Toulouse: how the Raymond Badiou college, doomed to destruction, disappeared from the school map
Closed since the start of the 2020 school year, the Raymond Badiou college, which has seen generations of students from the Reynerie district pass, will be permanently razed as part of the urban renewal project piloted by the city of Toulouse.
If the departmental council of Haute-Garonne, which is developing its social mix plan in colleges, keeps the Bellefontaine college, which is hosting its last classes this year, the city of Toulouse will not do the same with the Raymond Badiou college. , closed since the start of the 2020 school year, at 1 rue de Kiev in Toulouse. Its definitive disappearance, for a long time by an association of inhabitants, seems to have been recorded as part of the “Reynerie urban renewal project” which was the subject of a single public inquiry from March 29 to May 4.
The establishment, doomed to be razed, is located in the Reynerie district plot. “This will free up the land necessary for the construction of new and diversified housing (individual, collective and intermediate), intended for social location or accessible to private property,” says the communication department.
8,000 inhabitants concerned
The urban renewal project, led by the Capitol, which concerns 8,000 inhabitants and 2,700 housing units (85% of which are social housing), has three objectives: to create new “attractive and” housing, the “requalification of the heart of the district of the place Abbal ”, finally the enhancement of the lake and the Reynerie castle.
During a previous press conference on the mixed school project, the president of the department Georges Méric had reaffirmed the track of a “destruction” of the Raymond Badiou college, owned by the city, but of the maintenance of the Bellefontaine college.
The establishment, 5 chemin Francisco de Goya, located, among others, host a central kitchen for charities, such as the Secours populaire or the Food Bank.
Alain Badiou’s indignation
The disappearance of the Raymond Badiou college? Quite a symbol in the heart of this priority area of the city. More than a year ago, the Association Parents-Inhabitants-Teachers had filed a letter with the Toulouse rectorate to ask “to suspend the closure of the local college”.
In April 2017, when the departmental council had just launched its social mix project in secondary schools – the principle being to educate children from the Reynerie and Bellefontaine districts in around twenty favored secondary schools in Toulouse and the Metropolis -, the philosopher Alain Badiou, son of Raymond Badiou (1905-1996), had sent an indignant letter to the president of the departmental council.
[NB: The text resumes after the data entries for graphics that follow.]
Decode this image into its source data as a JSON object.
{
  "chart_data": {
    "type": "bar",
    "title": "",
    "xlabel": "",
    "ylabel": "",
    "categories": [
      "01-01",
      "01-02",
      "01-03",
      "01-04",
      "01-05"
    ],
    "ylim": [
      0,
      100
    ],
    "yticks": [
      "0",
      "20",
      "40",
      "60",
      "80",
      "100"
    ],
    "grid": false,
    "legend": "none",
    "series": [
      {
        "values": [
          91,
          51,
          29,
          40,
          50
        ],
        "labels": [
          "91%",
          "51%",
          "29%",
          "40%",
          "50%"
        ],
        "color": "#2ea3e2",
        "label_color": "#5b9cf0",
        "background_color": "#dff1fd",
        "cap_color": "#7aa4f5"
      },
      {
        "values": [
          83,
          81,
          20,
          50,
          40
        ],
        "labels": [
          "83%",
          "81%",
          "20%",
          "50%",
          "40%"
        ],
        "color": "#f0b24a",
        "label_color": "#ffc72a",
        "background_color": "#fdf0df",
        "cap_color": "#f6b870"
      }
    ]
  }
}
“I would like to say, in my name, and also in memory of my father, Raymond Badiou, the scandal that represents in my eyes the project of total liquidation of the college of Reynerie and which bears precisely the name of my father”.
The, which aims to “fight against the logics of social determinism”, first of all the targeted community whose college Raymond Badi the success rate for the national diploma of the patent (DNB) did not exceed 50%. The Reynerie students, hosted in “so-called favored” colleges will have the opportunity to study in the future Saint-Simon college, currently under construction on boulevard Eishenhower in Toulouse, one kilometer as the crow flies from Badiou college, and which should open its doors at the start of the 2022 school year.
Another establishment, in the Guilhermy district, replacing the Belelfontaine college, is also due to open in September 2022. The new school card will change the situation for many students next year.
A scheduled closure since 2017
In 2020, the Raymond Badiou college welcomed its last cohorts of students, in this case the 3rd. Since the start of the 2017 school year and as part of the social mix project piloted by the departmental council and the departmental services of national education, the establishment no longer welcomed new students in order to achieve a gradual closure. As a result, CM2 students from the Reyrie district have been managed, for 3 consecutive school years, in 5 colleges in the Toulouse metropolis: Bellevue, Pierre de Fermat, Les Chalets in Toulouse, Jean Rostand in Balma and Léonard de Vinci in Tournefeuille. . 461 neighborhood students have been involved since the implementation of this mixed school system. The final closure of the college was voted by its Board of Directors in February 2020, before receiving a positive opinion from the Departmental Council for National Education (CDEN).